Первый раз на глазах кавалера Карл Брюнхвальд потрепал сына по волосам. Максимилиан был, кажется, счастлив. А Волков подумал, что он тоже хочет иметь сына. Такого же как Максимилиан: молодого, красивого и смелого.
Когда они покидали гостеприимный дом Кёршнеров, всё семейство вышло их провожать и, провожая кавалера, Клара Кёршнер, хозяйка дома, взяла с него обещание быть к ней в гости обязательно вместе с супругой. Но про то, чтобы её четвёртый сын шёл в служение к кавалеру, в его выезд и стал военным, разговора мудрая женщина уже не заводила.
А Дитмар Кёршнер велел вывести отличного вороного, вернее, серебристо-вороного с проступающими по спине яблоками жеребца уже под седлом Волкова, на двор.
— Это взамен погибшего вашего коня, — довольно улыбаясь, видя удивление кавалера, говорил купец. — Соблаговолите принять в дар.

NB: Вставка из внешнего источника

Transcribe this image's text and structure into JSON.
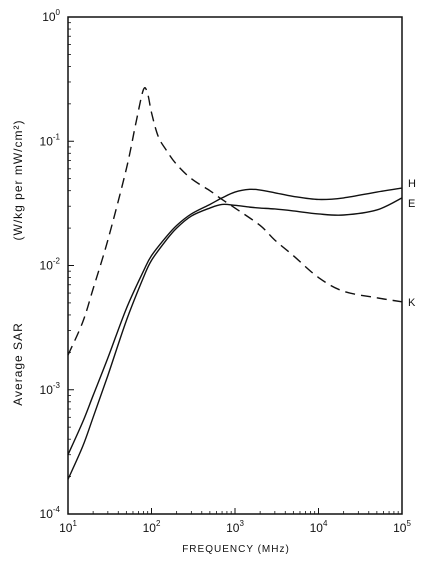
{
  "chart_data": {
    "type": "line",
    "x_scale": "log",
    "y_scale": "log",
    "xlim": [
      10,
      100000
    ],
    "ylim": [
      0.0001,
      1
    ],
    "grid": false,
    "xlabel": "FREQUENCY (MHz)",
    "ylabel": "Average SAR",
    "ylabel_units": "(W/kg per mW/cm²)",
    "x_ticks": [
      {
        "value": 10,
        "base": "10",
        "exp": "1"
      },
      {
        "value": 100,
        "base": "10",
        "exp": "2"
      },
      {
        "value": 1000,
        "base": "10",
        "exp": "3"
      },
      {
        "value": 10000,
        "base": "10",
        "exp": "4"
      },
      {
        "value": 100000,
        "base": "10",
        "exp": "5"
      }
    ],
    "y_ticks": [
      {
        "value": 1,
        "base": "10",
        "exp": "0"
      },
      {
        "value": 0.1,
        "base": "10",
        "exp": "-1"
      },
      {
        "value": 0.01,
        "base": "10",
        "exp": "-2"
      },
      {
        "value": 0.001,
        "base": "10",
        "exp": "-3"
      },
      {
        "value": 0.0001,
        "base": "10",
        "exp": "-4"
      }
    ],
    "series": [
      {
        "name": "H",
        "style": "solid",
        "x": [
          10,
          15,
          20,
          30,
          50,
          80,
          100,
          150,
          200,
          300,
          500,
          700,
          1000,
          1500,
          2000,
          3000,
          5000,
          10000,
          20000,
          50000,
          100000
        ],
        "y": [
          0.0003,
          0.00055,
          0.0009,
          0.0018,
          0.0045,
          0.009,
          0.012,
          0.017,
          0.021,
          0.026,
          0.031,
          0.035,
          0.039,
          0.041,
          0.0405,
          0.0385,
          0.036,
          0.034,
          0.035,
          0.039,
          0.042
        ]
      },
      {
        "name": "E",
        "style": "solid",
        "x": [
          10,
          15,
          20,
          30,
          50,
          80,
          100,
          150,
          200,
          300,
          500,
          700,
          1000,
          1500,
          2000,
          3000,
          5000,
          10000,
          20000,
          50000,
          100000
        ],
        "y": [
          0.00019,
          0.00035,
          0.0006,
          0.0013,
          0.0036,
          0.008,
          0.011,
          0.016,
          0.02,
          0.025,
          0.029,
          0.031,
          0.0305,
          0.0295,
          0.029,
          0.0285,
          0.0275,
          0.026,
          0.0255,
          0.028,
          0.035
        ]
      },
      {
        "name": "K",
        "style": "dashed",
        "x": [
          10,
          15,
          20,
          30,
          50,
          65,
          80,
          90,
          100,
          120,
          150,
          200,
          300,
          500,
          700,
          1000,
          2000,
          3000,
          5000,
          10000,
          20000,
          50000,
          100000
        ],
        "y": [
          0.0019,
          0.0035,
          0.0065,
          0.016,
          0.06,
          0.14,
          0.26,
          0.24,
          0.17,
          0.11,
          0.085,
          0.065,
          0.05,
          0.04,
          0.034,
          0.029,
          0.021,
          0.016,
          0.012,
          0.008,
          0.0062,
          0.0055,
          0.0051
        ]
      }
    ]
  }
}
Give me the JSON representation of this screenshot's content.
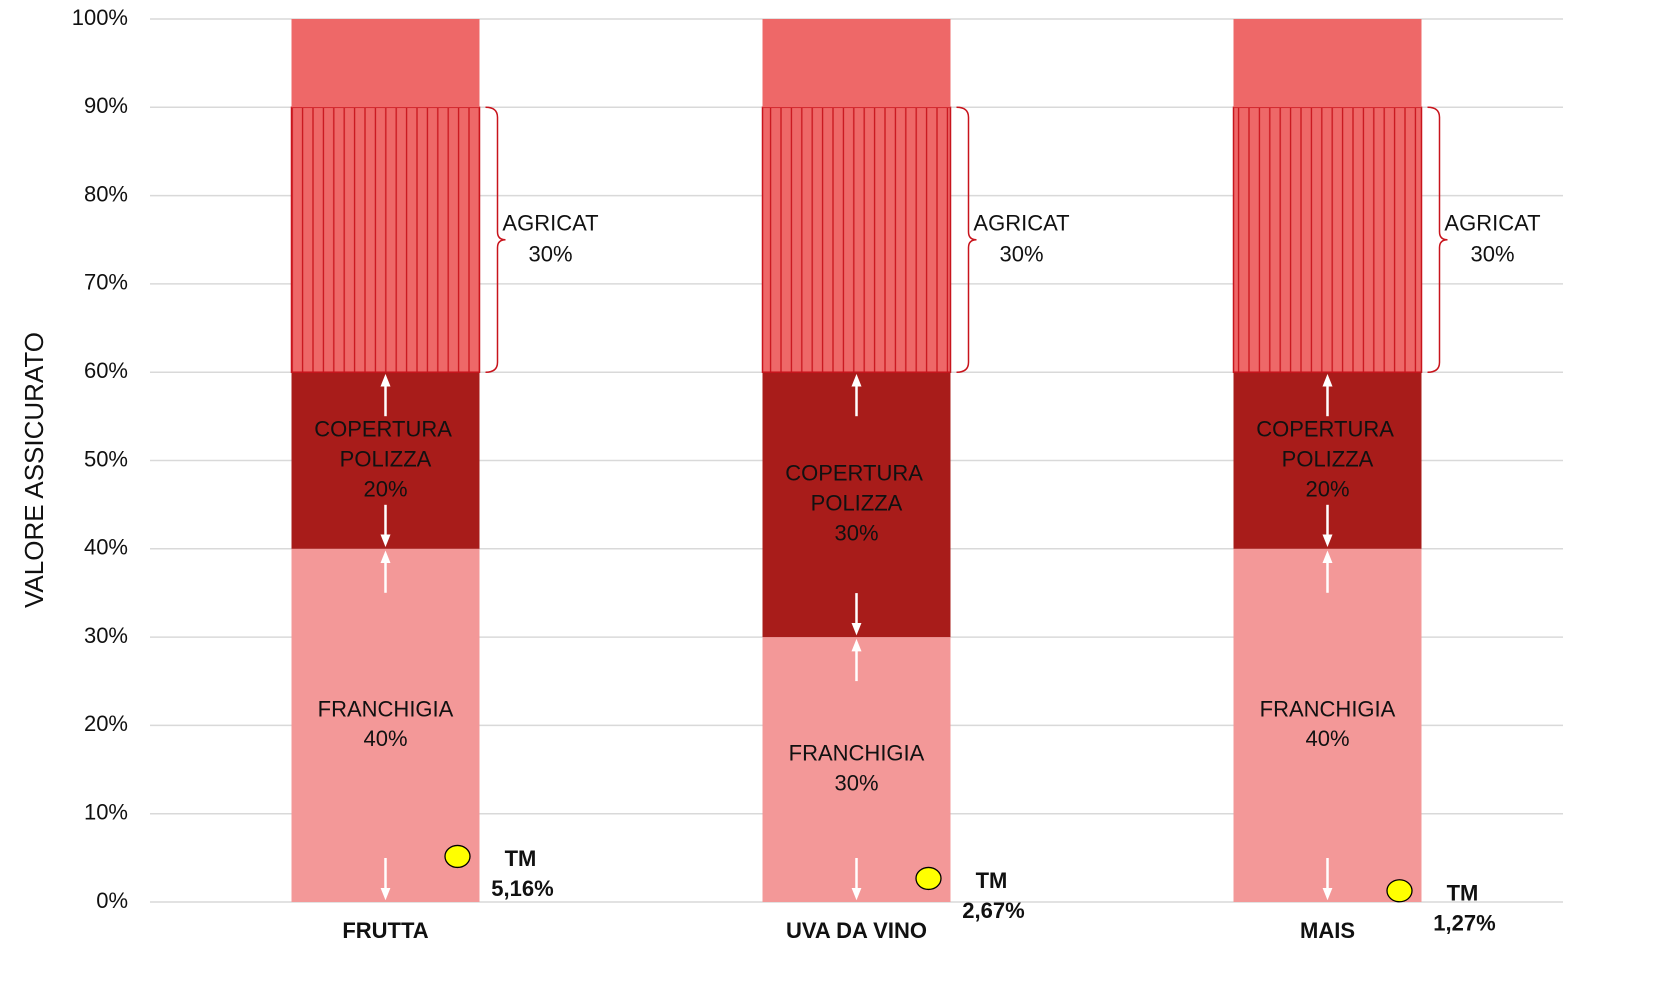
{
  "chart_data": {
    "type": "bar",
    "stacked": true,
    "y_label": "VALORE ASSICURATO",
    "categories": [
      "FRUTTA",
      "UVA DA VINO",
      "MAIS"
    ],
    "ylim": [
      0,
      100
    ],
    "yticks": [
      {
        "value": 0,
        "label": "0%"
      },
      {
        "value": 10,
        "label": "10%"
      },
      {
        "value": 20,
        "label": "20%"
      },
      {
        "value": 30,
        "label": "30%"
      },
      {
        "value": 40,
        "label": "40%"
      },
      {
        "value": 50,
        "label": "50%"
      },
      {
        "value": 60,
        "label": "60%"
      },
      {
        "value": 70,
        "label": "70%"
      },
      {
        "value": 80,
        "label": "80%"
      },
      {
        "value": 90,
        "label": "90%"
      },
      {
        "value": 100,
        "label": "100%"
      }
    ],
    "grid": true,
    "series": [
      {
        "name": "FRANCHIGIA",
        "color": "#f39898",
        "label_color": "#ffffff",
        "values": [
          40,
          30,
          40
        ],
        "value_labels": [
          "40%",
          "30%",
          "40%"
        ]
      },
      {
        "name": "COPERTURA POLIZZA",
        "color": "#a81c1a",
        "label_color": "#ffffff",
        "values": [
          20,
          30,
          20
        ],
        "value_labels": [
          "20%",
          "30%",
          "20%"
        ]
      },
      {
        "name": "AGRICAT",
        "color": "#ee6868",
        "hatch": "#c8141c",
        "label_color": "#e8141c",
        "values": [
          30,
          30,
          30
        ],
        "value_labels": [
          "30%",
          "30%",
          "30%"
        ]
      },
      {
        "color": "#ee6868",
        "values": [
          10,
          10,
          10
        ]
      },
      {
        "name": "TM",
        "type": "scatter",
        "color": "#ffff00",
        "label_color": "#e06010",
        "values": [
          5.16,
          2.67,
          1.27
        ],
        "value_labels": [
          "5,16%",
          "2,67%",
          "1,27%"
        ]
      }
    ]
  }
}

Конь стоил сто, да нет же, сто двадцать талеров, не меньше. Резвый, поджарый, высокий двухлеток. На груди белая звезда, белые чулки до колен. Он был великолепен. Нет, он стоил больше ста двадцати монет. Это был кровный жеребец, каких берут не под седло, а на породу. На таких ездили принцы, или графы, на худой конец. Это был настоящий подарок. Волков, любил лошадей, он был тронут.
Когда на развилке Волков взял на восток и не поехал по дороге, что шла на юг, к Эшбахту, Брюнхвальд сразу сказал ему:
— Думал я взять стрелков, да торопился. Может пошлём за ними?
— Нет-нет, — кавалер отрицательно качал головой, — ничего такого не будет, стрелки не потребуются.
Они повернули к поместью Малендорф, и солдаты шли по дороге за ними.
Когда дошли до замка, солдаты остановились в ста шагах, а кавалер, Брюнхвальд и Максимилиан проехали чуть вперёд. Ворота замка были закрыты. Видно, их издали заметили и на всякий случай заперли ворота.
— Эй ты, — заорал Волков, увидав на башне при воротах человека, — а ну зови сюда своего господина!
Молодой и ретивый конь танцевал под ним.
— Господа сели обедать! — кричал ему сержант графа. — Ждите.
— Ждите? — Брюнхвальд засмеялся.
— Эй ты, болван, мне и моим людям холодно, на дворе не лето ещё, можно ли нам развести костры? — кричал кавалер и тут же продолжал, не дожидаясь ответа. — Впрочем, мне твоё разрешение и не нужно, я только хотел спросить, с чего мне начать.